An interesting special case of the Gaussian process is the Wiener process.

Definition 7.3.1. The Wiener process \mathcal{Z}=\{Z_t,t\geq 0\} is a Gaussian process with \begin{align*} Z_0&=0, & \text{with probability }1,\\ m_{\mathcal{Z}}(t)&=0, & \forall t\geq 0,\\ C_{\mathcal{Z}}(t,s)&=\alpha\min(t,s), & \alpha>0, \quad \forall s,t\geq 0. \end{align*}

We motivate the Wiener process by deriving it informally as the limit of a discrete-time discrete-valued random walk process with step size h.

Let Z_t=\sum_{i=1}^n h Y_n, for some h>0, where Y_n=2 X_n-1 and X_n\iid \text{Ber}(1/2), n\in \mathbb{N}. Since \E(Y_n)=\E(2X_n-1) = 2\cdot 1/2-1=0 and \Var(Y_n)=\Var(2X_n-1)=4\Var(X_n)=4(1/2)(1-1/2)=1, we have \E(hY_n) = 0 and \Var(hY_n) = h^2.

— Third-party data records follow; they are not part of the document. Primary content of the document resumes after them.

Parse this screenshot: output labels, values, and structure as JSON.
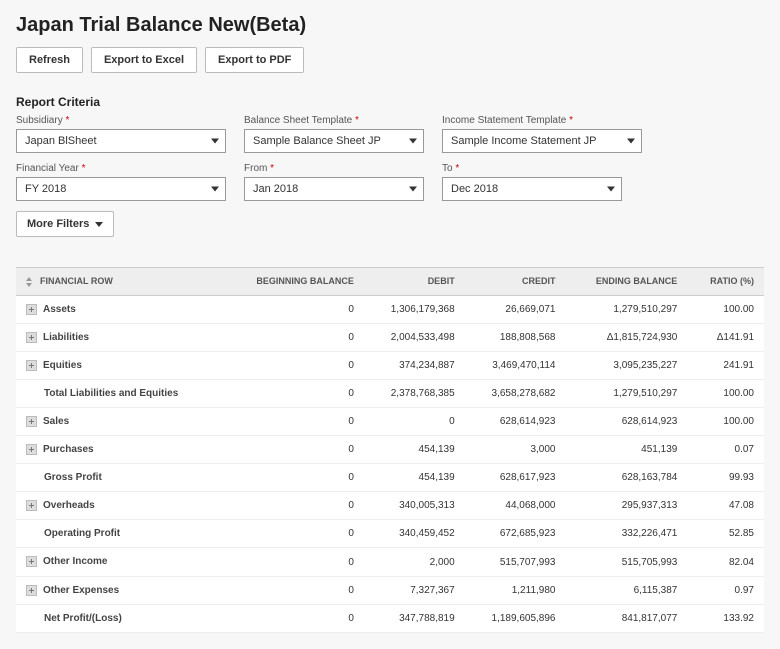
{
  "page_title": "Japan Trial Balance New(Beta)",
  "buttons": {
    "refresh": "Refresh",
    "excel": "Export to Excel",
    "pdf": "Export to PDF",
    "more_filters": "More Filters"
  },
  "criteria_title": "Report Criteria",
  "fields": {
    "subsidiary": {
      "label": "Subsidiary",
      "value": "Japan BlSheet"
    },
    "bs_template": {
      "label": "Balance Sheet Template",
      "value": "Sample Balance Sheet JP"
    },
    "is_template": {
      "label": "Income Statement Template",
      "value": "Sample Income Statement JP"
    },
    "fy": {
      "label": "Financial Year",
      "value": "FY 2018"
    },
    "from": {
      "label": "From",
      "value": "Jan 2018"
    },
    "to": {
      "label": "To",
      "value": "Dec 2018"
    }
  },
  "columns": {
    "row": "Financial Row",
    "bb": "Beginning Balance",
    "debit": "Debit",
    "credit": "Credit",
    "eb": "Ending Balance",
    "ratio": "Ratio (%)"
  },
  "rows": [
    {
      "exp": true,
      "indent": false,
      "label": "Assets",
      "bb": "0",
      "debit": "1,306,179,368",
      "credit": "26,669,071",
      "eb": "1,279,510,297",
      "ratio": "100.00"
    },
    {
      "exp": true,
      "indent": false,
      "label": "Liabilities",
      "bb": "0",
      "debit": "2,004,533,498",
      "credit": "188,808,568",
      "eb": "Δ1,815,724,930",
      "ratio": "Δ141.91"
    },
    {
      "exp": true,
      "indent": false,
      "label": "Equities",
      "bb": "0",
      "debit": "374,234,887",
      "credit": "3,469,470,114",
      "eb": "3,095,235,227",
      "ratio": "241.91"
    },
    {
      "exp": false,
      "indent": true,
      "label": "Total Liabilities and Equities",
      "bb": "0",
      "debit": "2,378,768,385",
      "credit": "3,658,278,682",
      "eb": "1,279,510,297",
      "ratio": "100.00"
    },
    {
      "exp": true,
      "indent": false,
      "label": "Sales",
      "bb": "0",
      "debit": "0",
      "credit": "628,614,923",
      "eb": "628,614,923",
      "ratio": "100.00"
    },
    {
      "exp": true,
      "indent": false,
      "label": "Purchases",
      "bb": "0",
      "debit": "454,139",
      "credit": "3,000",
      "eb": "451,139",
      "ratio": "0.07"
    },
    {
      "exp": false,
      "indent": true,
      "label": "Gross Profit",
      "bb": "0",
      "debit": "454,139",
      "credit": "628,617,923",
      "eb": "628,163,784",
      "ratio": "99.93"
    },
    {
      "exp": true,
      "indent": false,
      "label": "Overheads",
      "bb": "0",
      "debit": "340,005,313",
      "credit": "44,068,000",
      "eb": "295,937,313",
      "ratio": "47.08"
    },
    {
      "exp": false,
      "indent": true,
      "label": "Operating Profit",
      "bb": "0",
      "debit": "340,459,452",
      "credit": "672,685,923",
      "eb": "332,226,471",
      "ratio": "52.85"
    },
    {
      "exp": true,
      "indent": false,
      "label": "Other Income",
      "bb": "0",
      "debit": "2,000",
      "credit": "515,707,993",
      "eb": "515,705,993",
      "ratio": "82.04"
    },
    {
      "exp": true,
      "indent": false,
      "label": "Other Expenses",
      "bb": "0",
      "debit": "7,327,367",
      "credit": "1,211,980",
      "eb": "6,115,387",
      "ratio": "0.97"
    },
    {
      "exp": false,
      "indent": true,
      "label": "Net Profit/(Loss)",
      "bb": "0",
      "debit": "347,788,819",
      "credit": "1,189,605,896",
      "eb": "841,817,077",
      "ratio": "133.92"
    }
  ]
}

We set h=\sqrt{\alpha \delta} and let \delta\to 0, h\to 0, or alternatively h=\sqrt{\alpha}\sqrt{t/n} and let n\to\infty. This yields \begin{align*} Z_t & = \lim_{n\to\infty} \sqrt{\alpha}\sqrt{t/n} \sum_{i=1}^n Y_n = \sqrt{\alpha t} \lim_{n\to\infty} \frac{\sum_{i=1}^n Y_n}{\sqrt{n}}. \end{align*} Intuitively, the segment [0,t] is divided to n steps of size \delta=t/n each, and Z_t measures the position of the symmetric random walk at time t or equivalently after n steps of size \delta. By the central limit theorem (see Section 8.9) \lim_{n\to\infty} \sum_{i=1}^n Y_n / \sqrt{n} approaches a Gaussian RV with mean zero and variance one. Since Z_t approaches \sqrt{\alpha t} times a N(0,1) RV, we have as n\to\infty Z_t\sim N(0,\alpha t).

To show that the limit of the random walk above corresponds to Definition 7.3.2, it remains to show that (i) \mathcal{Z} is a Gaussian process and (ii) it has a zero expectation function and its auto-covariance function is C_{\mathcal{Z}}(t,s)=\alpha\min(t,s).

The increments of \mathcal{Z} are independent and have the same distribution. For example Z_5-Z_3 is independent of Z_2-Z_0=Z_2 and have the same distribution. Since f_{Z_{t_1},\ldots,Z_{t_k}}(\bb{z})= f_{Z_{t_1}}(z_1) f_{Z_{t_2}-Z_{t_1}}(z_2-z_1)\cdots f_{Z_{t_{k}}-Z_{t_{k-1}}}(z_k-z_{k-1}), the pdf of a finite dimensional marginal f_{Z_{t_1},\ldots,Z_{t_k}} is a product of independent univariate Gaussians, which has a multivariate Gaussian distribution.

The mean function m_{\mathcal{Z}}(t)=0 as it is a sum of zero mean random variables. The auto-covariance function is \begin{align*} C_{\mathcal{Z}}(t,s) &=\E\left(\left(\lim \sum_{i=1}^{ t/\delta } h Y_i\right)\left( \lim \sum_{i=1}^{s/\delta } h Y_i\right)\right) = \lim h^2 \E\left(\sum_{i=1}^{ t/\delta }\sum_{j=1}^{ s/\delta }Y_iY_j \right) \\ &= \lim h^2 \sum_{i=1}^{ t/\delta }\sum_{j=1}^{ s/\delta } \E(Y_iY_j) = \lim h^2 \sum_{i=1}^{\min(s,t)/\delta } \E(Y_i^2)\\ & =\lim h^2 \min(s,t)\Var(Y)/\delta = \lim \alpha\delta\min(s,t)/\delta \\ &=\alpha \min(s,t), \end{align*} where in the third equation above we used the fact that \E(Y_iY_j)=0 for i\neq j (since Y_i,Y_j are independent RVs with mean 0).